In applying the existing categories of qualified liabilities, it has not always been entirely clear what it means for a liability to encumber the transferred property. Practitioners have at times advised that a liability be secured by all of the assets in a trade or business, even if lenders do not explicitly require such, in order to meet the encumbrance requirement. The New Qualified Liability dispenses with the encumbrance requirement, and thus is a welcome addition in that regard alone. Further, the New Qualified Liability requires only that the liability be incurred “in connection with,” as opposed to “in the ordinary course of,” the trade or business. The phrase “in connection with” is not explicitly defined in the 2016 Regulations. Compared with “in the ordinary course of,” “in connection with” seems to encapsulate a broader scope of liabilities. For example, if a partner incurs a liability to construct a new headquarters building for its business, that liability may be considered a qualified liability under the “in connection with” language, provided the other requirements are met. In contrast, such liability probably would not be considered as incurred “in the ordinary course of” the trade or business. 

The term “in connection with,” when used in other contexts, has generally been broadly construed by the IRS and courts. For instance, Section 174 of the Internal Revenue Code allows deductions of research and experimental expenditures paid or incurred in connection with a taxpayer’s trade or business. The Supreme Court, in interpreting that phrase for purposes of Section 174, permitted deductions for expenditures even though, at the time those expenditures were incurred, the taxpayer’s activities did not rise to the level of a trade or business. 

A Recent PLR

The IRS recently released a private letter ruling — PLR 201714028 — that indicates a willingness to give broad interpretation to this phrase for purposes of the disguised sale rules. In the private letter ruling, a company (which appears to be a partnership for tax purposes) is planning to transfer cash and all of its material operating assets to a partnership in exchange for partnership interests. In connection with the transfer, the partnership will assume a certain amount of the company’s liabilities. Some of the liabilities were originally incurred to make distributions (presumably to the owners of the company) in connection with the company’s formation, and have been subsequently refinanced. The remaining liabilities have been incurred to acquire assets, make improvements, pay expenses and otherwise operate the company’s business. The company has also regularly distributed cash to its members in proportion to their ownership interests. The company represented that the liabilities were incurred years before the transfer, and were not incurred in anticipation of the transfer. The IRS ruled that all of the liabilities that will be assumed by the partnership in connection with the company’s transfer of cash and all of its material operating assets are New Qualified Liabilities.

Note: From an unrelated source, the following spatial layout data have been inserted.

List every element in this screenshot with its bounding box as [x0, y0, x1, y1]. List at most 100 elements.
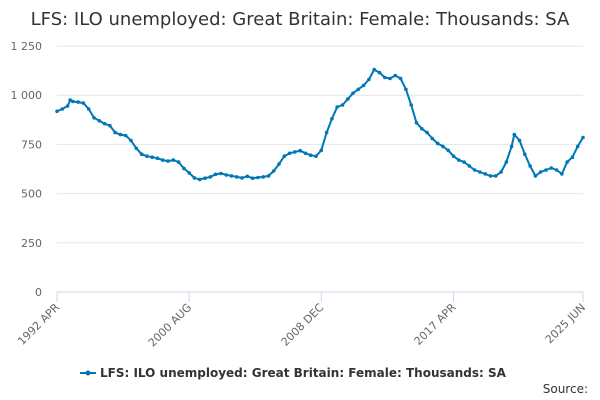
- data-point[interactable]: [240, 176, 244, 180]
- data-point[interactable]: [393, 73, 398, 78]
- data-point[interactable]: [367, 77, 371, 82]
- data-point[interactable]: [517, 138, 522, 143]
- data-point[interactable]: [171, 158, 176, 162]
- data-point[interactable]: [549, 166, 554, 170]
- data-point[interactable]: [494, 174, 498, 178]
- data-point[interactable]: [560, 172, 564, 176]
- data-point[interactable]: [388, 76, 392, 81]
- data-point[interactable]: [483, 172, 488, 176]
- data-point[interactable]: [293, 150, 297, 154]
- data-point[interactable]: [504, 160, 509, 164]
- data-point[interactable]: [213, 172, 218, 177]
- data-point[interactable]: [287, 151, 292, 156]
- data-point[interactable]: [533, 174, 538, 178]
- data-point[interactable]: [528, 164, 532, 168]
- legend[interactable]: LFS: ILO unemployed: Great Britain: Fema…: [80, 366, 507, 380]
- data-point[interactable]: [472, 168, 477, 172]
- data-point[interactable]: [340, 103, 345, 107]
- data-point[interactable]: [523, 152, 527, 156]
- data-point[interactable]: [86, 107, 91, 111]
- data-point[interactable]: [134, 146, 139, 151]
- data-point[interactable]: [565, 160, 569, 164]
- data-point[interactable]: [425, 130, 429, 135]
- data-point[interactable]: [570, 155, 575, 159]
- data-point[interactable]: [441, 144, 445, 149]
- data-point[interactable]: [92, 116, 96, 120]
- data-point[interactable]: [97, 119, 102, 123]
- data-point[interactable]: [451, 154, 456, 158]
- data-point[interactable]: [166, 159, 170, 163]
- data-point[interactable]: [335, 105, 340, 109]
- data-point[interactable]: [182, 166, 186, 171]
- data-point[interactable]: [398, 76, 403, 81]
- data-point[interactable]: [261, 175, 266, 179]
- data-point[interactable]: [356, 87, 361, 92]
- data-point[interactable]: [372, 67, 377, 72]
- data-point[interactable]: [462, 160, 466, 164]
- data-point[interactable]: [76, 100, 80, 104]
- data-point[interactable]: [319, 148, 324, 153]
- data-point[interactable]: [224, 173, 228, 177]
- data-point[interactable]: [113, 130, 117, 135]
- data-point[interactable]: [65, 104, 70, 108]
- data-point[interactable]: [129, 138, 133, 143]
- data-point[interactable]: [160, 158, 165, 162]
- data-point[interactable]: [467, 164, 472, 168]
- data-point[interactable]: [150, 155, 154, 159]
- data-point[interactable]: [155, 156, 160, 160]
- data-point[interactable]: [457, 158, 461, 162]
- data-point[interactable]: [118, 132, 123, 137]
- data-point[interactable]: [187, 171, 191, 175]
- data-point[interactable]: [554, 168, 559, 172]
- data-point[interactable]: [256, 175, 260, 180]
- data-point[interactable]: [314, 154, 318, 158]
- data-point[interactable]: [219, 171, 223, 176]
- data-point[interactable]: [71, 99, 75, 104]
- data-point[interactable]: [346, 97, 350, 101]
- data-point[interactable]: [229, 174, 234, 178]
- data-point[interactable]: [266, 174, 271, 178]
- data-point[interactable]: [377, 70, 382, 75]
- data-point[interactable]: [544, 168, 548, 172]
- data-point[interactable]: [499, 170, 503, 174]
- data-point[interactable]: [351, 91, 355, 95]
- data-point[interactable]: [303, 151, 308, 156]
- data-point[interactable]: [478, 170, 482, 174]
- data-point[interactable]: [330, 117, 334, 121]
- data-point[interactable]: [361, 83, 366, 88]
- data-point[interactable]: [234, 175, 239, 179]
- data-point[interactable]: [383, 75, 387, 80]
- data-point[interactable]: [488, 174, 493, 178]
- data-point[interactable]: [409, 103, 414, 107]
- data-point[interactable]: [55, 109, 59, 114]
- data-point[interactable]: [509, 144, 514, 149]
- data-point[interactable]: [192, 176, 197, 180]
- data-point[interactable]: [81, 101, 86, 105]
- data-point[interactable]: [277, 162, 281, 166]
- data-point[interactable]: [197, 177, 202, 182]
- data-point[interactable]: [430, 136, 435, 141]
- data-point[interactable]: [245, 174, 250, 179]
- data-point[interactable]: [145, 154, 149, 158]
- data-point[interactable]: [102, 121, 107, 126]
- data-point[interactable]: [538, 170, 543, 174]
- data-point[interactable]: [581, 135, 585, 140]
- data-point[interactable]: [575, 144, 580, 149]
- data-point[interactable]: [308, 153, 313, 157]
- data-point[interactable]: [123, 133, 128, 138]
- data-point[interactable]: [446, 148, 451, 153]
- data-point[interactable]: [282, 154, 287, 158]
- data-point[interactable]: [68, 98, 72, 102]
- data-point[interactable]: [250, 176, 255, 180]
- data-point[interactable]: [298, 148, 303, 153]
- data-point[interactable]: [404, 87, 408, 92]
- data-point[interactable]: [324, 130, 329, 135]
- data-point[interactable]: [60, 107, 65, 111]
- data-point[interactable]: [414, 121, 419, 125]
- data-point[interactable]: [435, 141, 440, 146]
- data-point[interactable]: [108, 123, 112, 128]
- data-point[interactable]: [271, 169, 276, 173]
- data-point[interactable]: [203, 176, 207, 180]
- data-point[interactable]: [512, 132, 517, 137]
- data-point[interactable]: [176, 160, 181, 164]
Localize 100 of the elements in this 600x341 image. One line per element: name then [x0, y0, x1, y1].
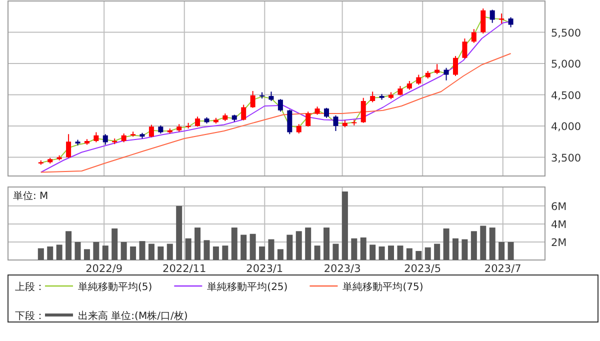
- x-tick-label: 2023/3: [324, 263, 361, 275]
- candlestick: [490, 9, 495, 24]
- candlestick: [296, 124, 302, 134]
- bar: [222, 246, 228, 260]
- y-tick-label: 4,000: [551, 121, 582, 133]
- bar: [66, 231, 72, 260]
- candlestick: [360, 97, 366, 124]
- candlestick: [508, 16, 514, 28]
- bar: [378, 246, 385, 260]
- x-tick-label: 2023/7: [484, 263, 522, 275]
- bar: [56, 244, 62, 260]
- candlestick: [268, 91, 274, 102]
- candlestick: [102, 134, 108, 146]
- bar: [185, 238, 192, 260]
- bar: [158, 246, 164, 260]
- annotation: 単位: M: [13, 190, 48, 202]
- bar: [130, 246, 136, 260]
- legend-label: 単純移動平均(75): [342, 281, 424, 293]
- y-tick-label: 2M: [551, 236, 567, 249]
- bar: [84, 249, 90, 260]
- legend-title: 上段：: [15, 281, 45, 293]
- bar: [424, 247, 431, 260]
- candlestick: [278, 98, 283, 112]
- y-tick-label: 4M: [551, 218, 567, 231]
- bar: [231, 228, 238, 260]
- bar: [370, 244, 376, 260]
- bar: [93, 242, 100, 260]
- bar: [74, 242, 81, 260]
- bar: [314, 246, 320, 260]
- candlestick: [370, 91, 376, 103]
- candlestick: [499, 13, 504, 24]
- bar: [416, 250, 422, 260]
- y-tick-label: 5,500: [551, 27, 582, 40]
- bar: [259, 246, 266, 260]
- y-tick-label: 4,500: [551, 90, 582, 102]
- candlestick: [250, 90, 256, 108]
- candlestick: [94, 132, 99, 143]
- y-tick-label: 3,500: [551, 152, 582, 164]
- bar: [434, 244, 440, 260]
- bar: [102, 246, 108, 260]
- bar: [268, 239, 274, 260]
- bar: [360, 237, 366, 260]
- bar: [406, 248, 412, 260]
- bar: [250, 234, 256, 260]
- candlestick: [480, 8, 486, 34]
- candlestick: [195, 116, 200, 128]
- bar: [296, 231, 302, 260]
- y-tick-label: 5,000: [551, 58, 582, 70]
- bar: [388, 246, 394, 260]
- candlestick: [453, 56, 458, 76]
- candlestick: [148, 124, 154, 138]
- bar: [47, 246, 54, 260]
- bar: [212, 246, 219, 260]
- candlestick: [324, 107, 330, 118]
- candlestick: [333, 114, 338, 132]
- bar: [498, 242, 505, 260]
- candlestick: [444, 67, 449, 81]
- legend-title: 下段：: [15, 310, 45, 322]
- bar: [204, 240, 210, 260]
- bar: [462, 239, 468, 260]
- bar: [332, 244, 339, 260]
- candlestick: [398, 86, 403, 96]
- legend-label: 単純移動平均(5): [78, 281, 152, 293]
- candlestick: [306, 111, 311, 128]
- bar: [489, 228, 496, 260]
- candlestick: [462, 38, 468, 59]
- bar: [286, 234, 293, 260]
- bar: [166, 244, 173, 260]
- candlestick: [471, 28, 476, 44]
- bar: [480, 226, 486, 260]
- legend-label: 出来高 単位:(M株/口/枚): [78, 310, 188, 322]
- candlestick: [287, 109, 292, 135]
- candlestick: [416, 74, 422, 86]
- bar: [277, 249, 284, 260]
- bar: [351, 238, 358, 260]
- bar: [324, 228, 330, 260]
- x-tick-label: 2023/1: [246, 263, 284, 275]
- x-tick-label: 2023/5: [404, 263, 442, 275]
- bar: [240, 234, 247, 260]
- bar: [112, 228, 118, 260]
- bar: [470, 231, 477, 260]
- bar: [305, 228, 312, 260]
- candlestick: [434, 64, 440, 75]
- bar: [452, 238, 458, 260]
- bar: [139, 241, 146, 260]
- bar: [120, 242, 127, 260]
- line-series: [40, 53, 512, 173]
- bar: [194, 228, 201, 260]
- candlestick: [66, 134, 72, 158]
- bar: [397, 246, 404, 260]
- bar: [38, 248, 44, 260]
- bar: [342, 192, 348, 260]
- bar: [443, 228, 450, 260]
- legend-label: 単純移動平均(25): [207, 281, 288, 293]
- x-tick-label: 2022/11: [162, 263, 206, 275]
- bar: [176, 206, 182, 260]
- bar: [148, 244, 154, 260]
- y-tick-label: 6M: [551, 200, 567, 213]
- x-tick-label: 2022/9: [86, 263, 123, 275]
- bar: [508, 242, 514, 260]
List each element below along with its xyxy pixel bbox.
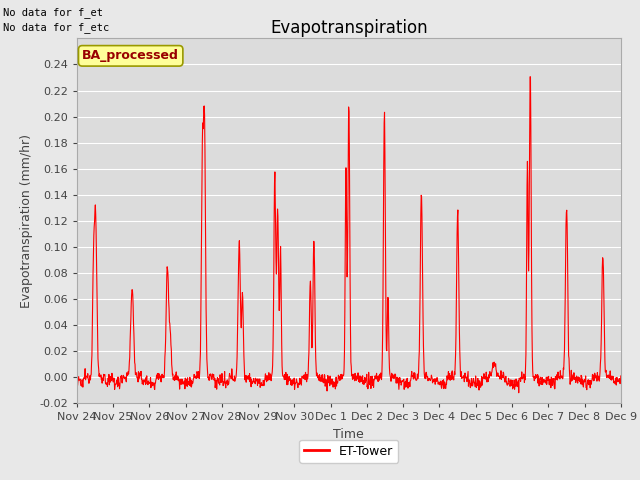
Text: No data for f_et: No data for f_et bbox=[3, 7, 103, 18]
Title: Evapotranspiration: Evapotranspiration bbox=[270, 19, 428, 37]
Text: BA_processed: BA_processed bbox=[82, 49, 179, 62]
Legend: ET-Tower: ET-Tower bbox=[299, 440, 399, 463]
X-axis label: Time: Time bbox=[333, 428, 364, 441]
Text: No data for f_etc: No data for f_etc bbox=[3, 22, 109, 33]
Y-axis label: Evapotranspiration (mm/hr): Evapotranspiration (mm/hr) bbox=[20, 134, 33, 308]
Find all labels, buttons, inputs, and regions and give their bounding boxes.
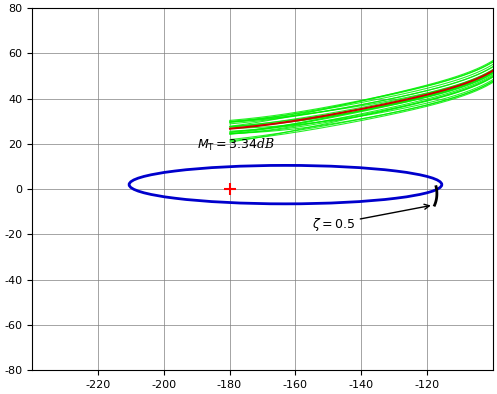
Text: $\zeta=0.5$: $\zeta=0.5$ (312, 204, 429, 232)
Text: $M_{\mathrm{T}}=3.34$dB: $M_{\mathrm{T}}=3.34$dB (197, 136, 275, 152)
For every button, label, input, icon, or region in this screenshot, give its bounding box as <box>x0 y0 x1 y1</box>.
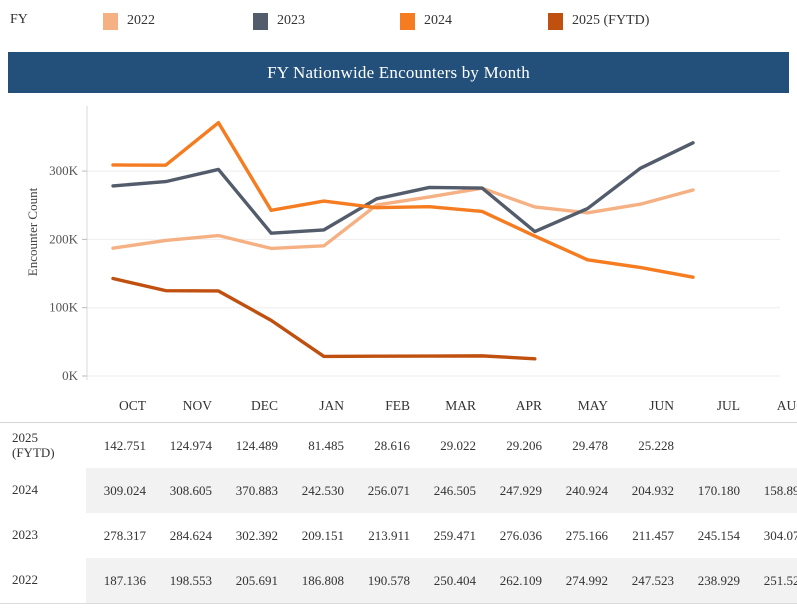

Liabilities incurred to fund the operations of a trade or business generally are understood to be liabilities incurred in connection with such trade or business. The PLR is significant in that it suggests liabilities incurred in part to fund distributions (out of the trade or business) also are considered incurred in connection with the trade or business. Even though the PLR states that most of the liabilities were incurred in connection with the operation of the company’s business, they can also be considered to be incurred to fund cash distributions to the company’s members, because money is fungible. Although the practical reach of the New Qualified Liability remains to be seen, the PLR may signal the IRS’ willingness to construe the phrase “in connection with” broadly in its application.